Les bergers veulent retenir Jésus encore un peu parmi eux.
Mais Jésus est déjà loin, sur le chemin qui va le ramener à Jérusalem. Jésus a
redonné le bonheur aux pauvres de son cœur, mais Lui, Il sait qu’Il doit aller,
Il sait qu’Il aura dans quelques années une tâche difficile, surhumaine à
accomplir, et Il sait qu’il aura aussi une Passion à vivre, la Passion décrite
par les prophètes et qui est déjà commencée dans son Cœur. Est-ce pour cela que,
se rappelant les paroles du prophète, Jésus se met à trembler?
3-Il était méprisé, rejeté par les hommes, un homme de
douleur marqué par la souffrance, l’un de ceux devant qui on se cache le visage;
il n’était rien et nous l’avons négligé.(Is. Chap. LIII)
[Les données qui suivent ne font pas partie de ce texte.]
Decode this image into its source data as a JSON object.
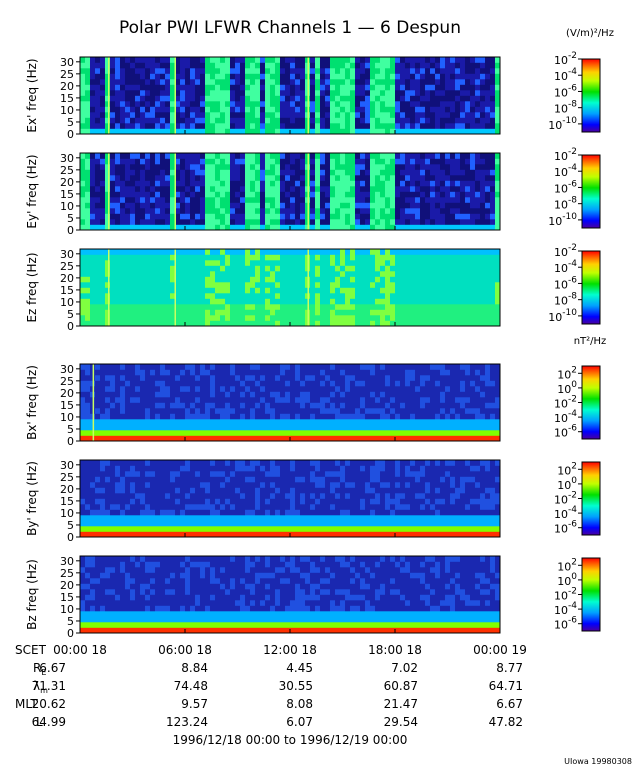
{
  "title": "Polar PWI LFWR Channels 1 — 6 Despun",
  "units": {
    "electric": "(V/m)²/Hz",
    "magnetic": "nT²/Hz"
  },
  "credit": "UIowa 19980308",
  "date_range": "1996/12/18 00:00 to 1996/12/19 00:00",
  "chart_data": [
    {
      "type": "heatmap",
      "channel": "ex",
      "ylabel": "Ex' freq (Hz)",
      "ylim": [
        0,
        32
      ],
      "yticks": [
        "0",
        "5",
        "10",
        "15",
        "20",
        "25",
        "30"
      ],
      "cbar_ticks": [
        {
          "base": "10",
          "exp": "-2"
        },
        {
          "base": "10",
          "exp": "-4"
        },
        {
          "base": "10",
          "exp": "-6"
        },
        {
          "base": "10",
          "exp": "-8"
        },
        {
          "base": "10",
          "exp": "-10"
        }
      ],
      "cbar_log_range": [
        -11,
        -2
      ]
    },
    {
      "type": "heatmap",
      "channel": "ey",
      "ylabel": "Ey' freq (Hz)",
      "ylim": [
        0,
        32
      ],
      "yticks": [
        "0",
        "5",
        "10",
        "15",
        "20",
        "25",
        "30"
      ],
      "cbar_ticks": [
        {
          "base": "10",
          "exp": "-2"
        },
        {
          "base": "10",
          "exp": "-4"
        },
        {
          "base": "10",
          "exp": "-6"
        },
        {
          "base": "10",
          "exp": "-8"
        },
        {
          "base": "10",
          "exp": "-10"
        }
      ],
      "cbar_log_range": [
        -11,
        -2
      ]
    },
    {
      "type": "heatmap",
      "channel": "ez",
      "ylabel": "Ez freq (Hz)",
      "ylim": [
        0,
        32
      ],
      "yticks": [
        "0",
        "5",
        "10",
        "15",
        "20",
        "25",
        "30"
      ],
      "cbar_ticks": [
        {
          "base": "10",
          "exp": "-2"
        },
        {
          "base": "10",
          "exp": "-4"
        },
        {
          "base": "10",
          "exp": "-6"
        },
        {
          "base": "10",
          "exp": "-8"
        },
        {
          "base": "10",
          "exp": "-10"
        }
      ],
      "cbar_log_range": [
        -11,
        -2
      ]
    },
    {
      "type": "heatmap",
      "channel": "bx",
      "ylabel": "Bx' freq (Hz)",
      "ylim": [
        0,
        32
      ],
      "yticks": [
        "0",
        "5",
        "10",
        "15",
        "20",
        "25",
        "30"
      ],
      "cbar_ticks": [
        {
          "base": "10",
          "exp": "2"
        },
        {
          "base": "10",
          "exp": "0"
        },
        {
          "base": "10",
          "exp": "-2"
        },
        {
          "base": "10",
          "exp": "-4"
        },
        {
          "base": "10",
          "exp": "-6"
        }
      ],
      "cbar_log_range": [
        -7,
        3
      ]
    },
    {
      "type": "heatmap",
      "channel": "by",
      "ylabel": "By' freq (Hz)",
      "ylim": [
        0,
        32
      ],
      "yticks": [
        "0",
        "5",
        "10",
        "15",
        "20",
        "25",
        "30"
      ],
      "cbar_ticks": [
        {
          "base": "10",
          "exp": "2"
        },
        {
          "base": "10",
          "exp": "0"
        },
        {
          "base": "10",
          "exp": "-2"
        },
        {
          "base": "10",
          "exp": "-4"
        },
        {
          "base": "10",
          "exp": "-6"
        }
      ],
      "cbar_log_range": [
        -7,
        3
      ]
    },
    {
      "type": "heatmap",
      "channel": "bz",
      "ylabel": "Bz freq (Hz)",
      "ylim": [
        0,
        32
      ],
      "yticks": [
        "0",
        "5",
        "10",
        "15",
        "20",
        "25",
        "30"
      ],
      "cbar_ticks": [
        {
          "base": "10",
          "exp": "2"
        },
        {
          "base": "10",
          "exp": "0"
        },
        {
          "base": "10",
          "exp": "-2"
        },
        {
          "base": "10",
          "exp": "-4"
        },
        {
          "base": "10",
          "exp": "-6"
        }
      ],
      "cbar_log_range": [
        -7,
        3
      ]
    }
  ],
  "x_axis": {
    "label": "SCET",
    "xlim_hours": [
      0,
      24
    ],
    "ticks": [
      {
        "hour": 0,
        "label": "00:00 18"
      },
      {
        "hour": 6,
        "label": "06:00 18"
      },
      {
        "hour": 12,
        "label": "12:00 18"
      },
      {
        "hour": 18,
        "label": "18:00 18"
      },
      {
        "hour": 24,
        "label": "00:00 19"
      }
    ]
  },
  "ephemeris": [
    {
      "label": "R",
      "sub": "E",
      "values": [
        "6.67",
        "8.84",
        "4.45",
        "7.02",
        "8.77"
      ]
    },
    {
      "label": "λ",
      "sub": "m",
      "values": [
        "71.31",
        "74.48",
        "30.55",
        "60.87",
        "64.71"
      ]
    },
    {
      "label": "MLT",
      "sub": "",
      "values": [
        "20.62",
        "9.57",
        "8.08",
        "21.47",
        "6.67"
      ]
    },
    {
      "label": "L",
      "sub": "",
      "values": [
        "64.99",
        "123.24",
        "6.07",
        "29.54",
        "47.82"
      ]
    }
  ]
}
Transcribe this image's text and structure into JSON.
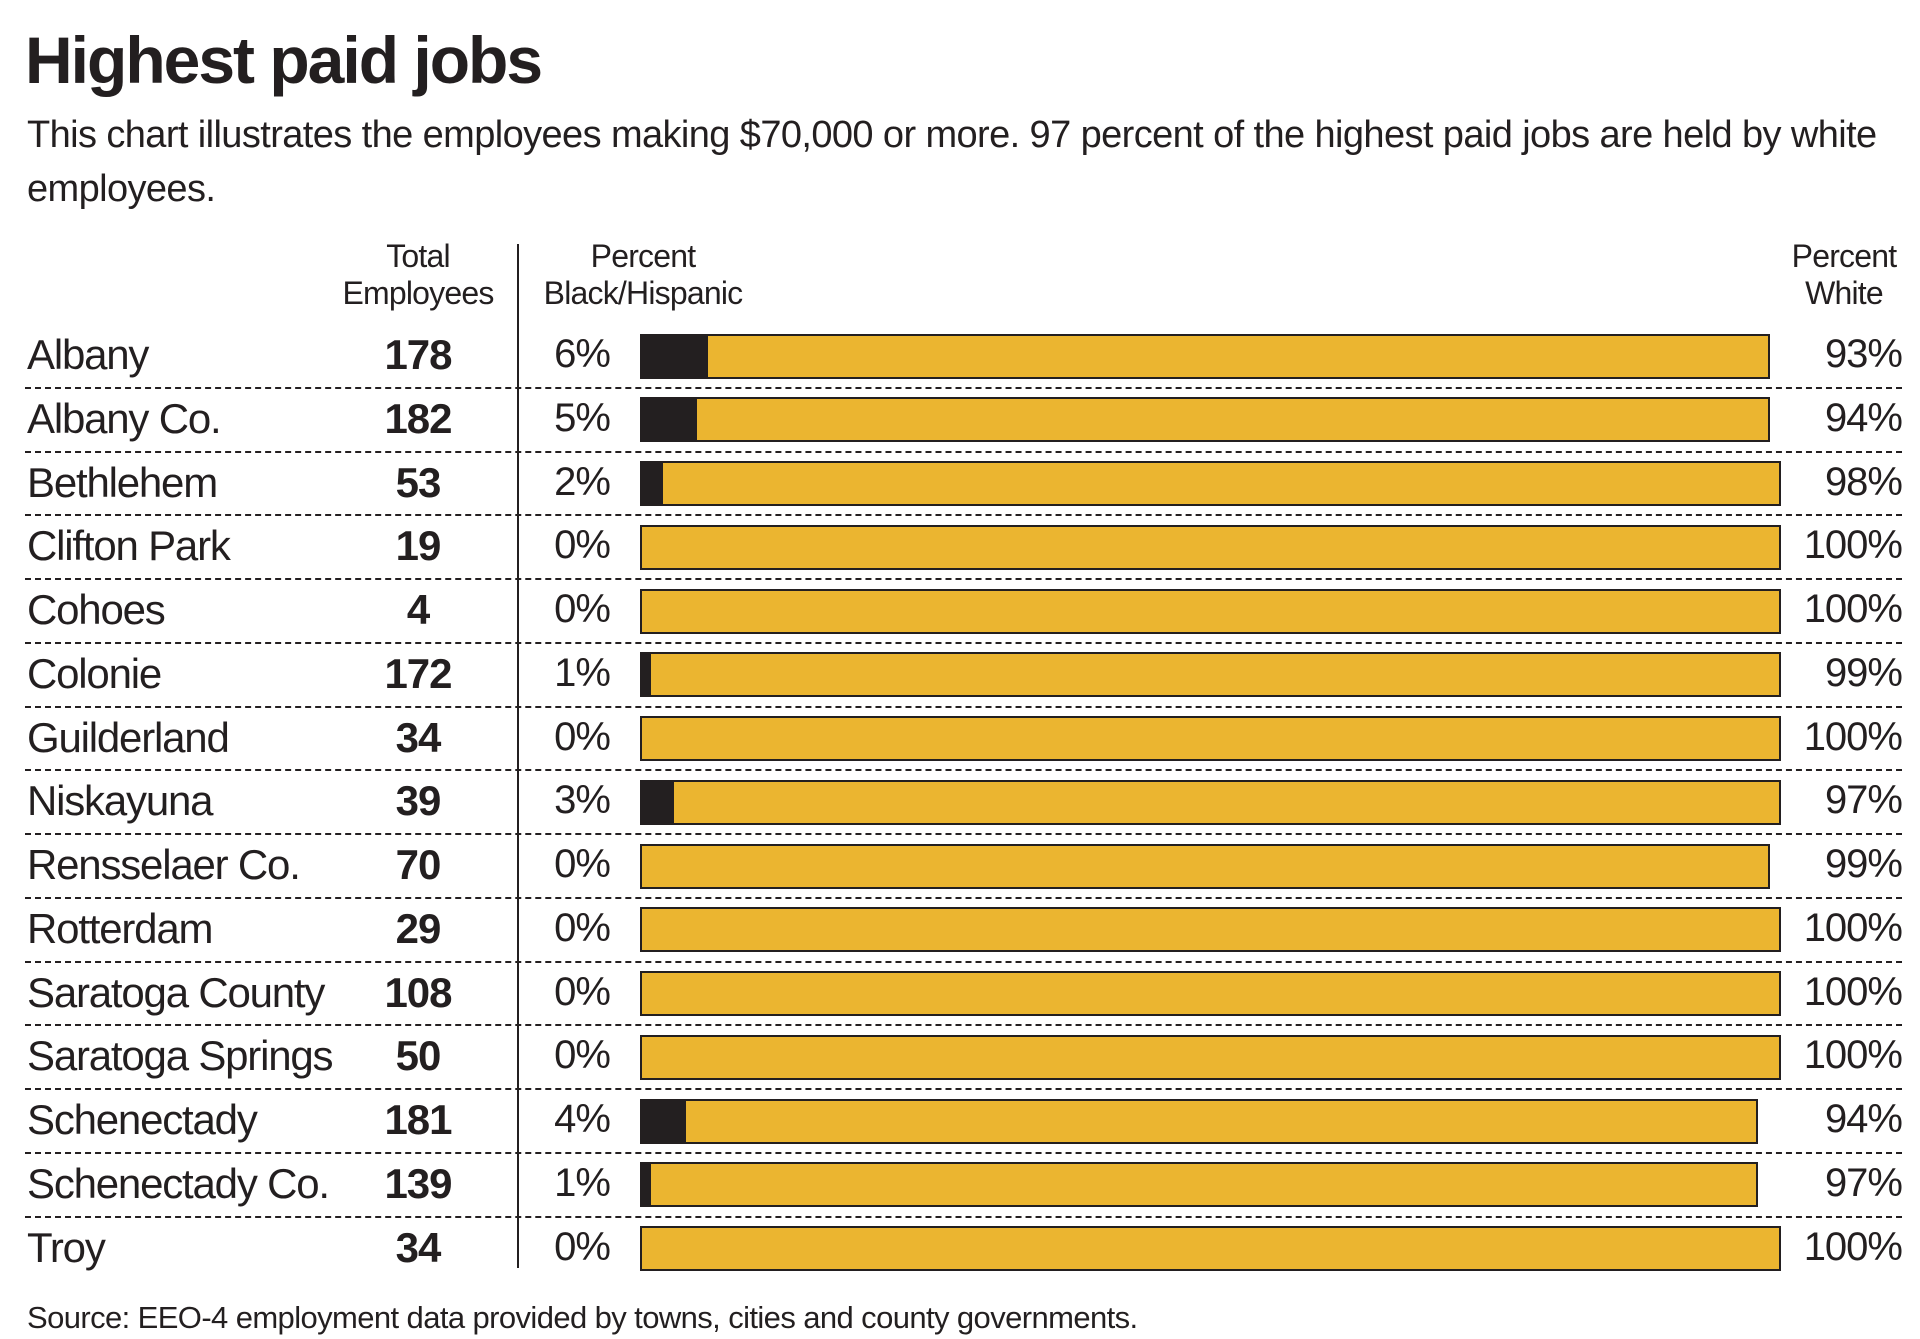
{
  "chart_data": {
    "type": "bar",
    "stacked": true,
    "orientation": "horizontal",
    "title": "Highest paid jobs",
    "subtitle": "This chart illustrates the employees making $70,000 or more. 97 percent of the highest paid jobs are held by white employees.",
    "columns": {
      "total": "Total Employees",
      "total_lines": [
        "Total",
        "Employees"
      ],
      "black_hispanic_lines": [
        "Percent",
        "Black/Hispanic"
      ],
      "white_lines": [
        "Percent",
        "White"
      ]
    },
    "xlim": [
      0,
      100
    ],
    "grid": false,
    "colors": {
      "black_hispanic": "#231f20",
      "white": "#ebb530"
    },
    "categories": [
      "Albany",
      "Albany Co.",
      "Bethlehem",
      "Clifton Park",
      "Cohoes",
      "Colonie",
      "Guilderland",
      "Niskayuna",
      "Rensselaer Co.",
      "Rotterdam",
      "Saratoga County",
      "Saratoga Springs",
      "Schenectady",
      "Schenectady Co.",
      "Troy"
    ],
    "total_employees": [
      178,
      182,
      53,
      19,
      4,
      172,
      34,
      39,
      70,
      29,
      108,
      50,
      181,
      139,
      34
    ],
    "series": [
      {
        "name": "Percent Black/Hispanic",
        "values": [
          6,
          5,
          2,
          0,
          0,
          1,
          0,
          3,
          0,
          0,
          0,
          0,
          4,
          1,
          0
        ]
      },
      {
        "name": "Percent White",
        "values": [
          93,
          94,
          98,
          100,
          100,
          99,
          100,
          97,
          99,
          100,
          100,
          100,
          94,
          97,
          100
        ]
      }
    ],
    "source": "Source: EEO-4 employment data provided by towns, cities and county governments."
  }
}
Oh ! mon Dieu ! 14-tous ont été horrifiés à mon sujet, je
n’avais plus figure humaine, mon apparence n’était plus celle d’un homme.
(Is. Chap. LII)
2-Mais pourquoi n’ai-je trouvé personne lorsque je suis
venu? Pourquoi n’a-t-on pas répondu quand j’ai appelé? (Is. Chap. L)
Jésus est presque arrivé à Jérusalem. Sans s’en rendre
compte, il a marché très vite, et Il a très chaud. Jésus s’arrête et regarde
autour de Lui: devant Lui, les fruits d’un figuier l’attirent. Jésus cueille
quelques figues et les savoure tout en murmurant :
4-Pourtant, c’étaient les péchés des hommes dont j’étais
chargé, c’étaient leurs plaies que je portais; ils pensaient que Dieu m’avait
frappé, humilié.
5-Mais c’est pour leurs fautes que j’étais transpercé,
c’est à cause de leurs péchés que j’étais écrasé. Le châtiment qui leur donnera
la paix pèsera sur moi; c’est par mes blessures qu’ils seront guéris. (Is.
Chap. LIII)
15-Alors, la multitude des peuples s’émerveillera, et même
les rois resteront sans parole quand ils verront ce qu’on ne leur avait jamais
dit, quand ils découvriront ce qu’ils n’avaient pas appris.(Is. Chap. LII)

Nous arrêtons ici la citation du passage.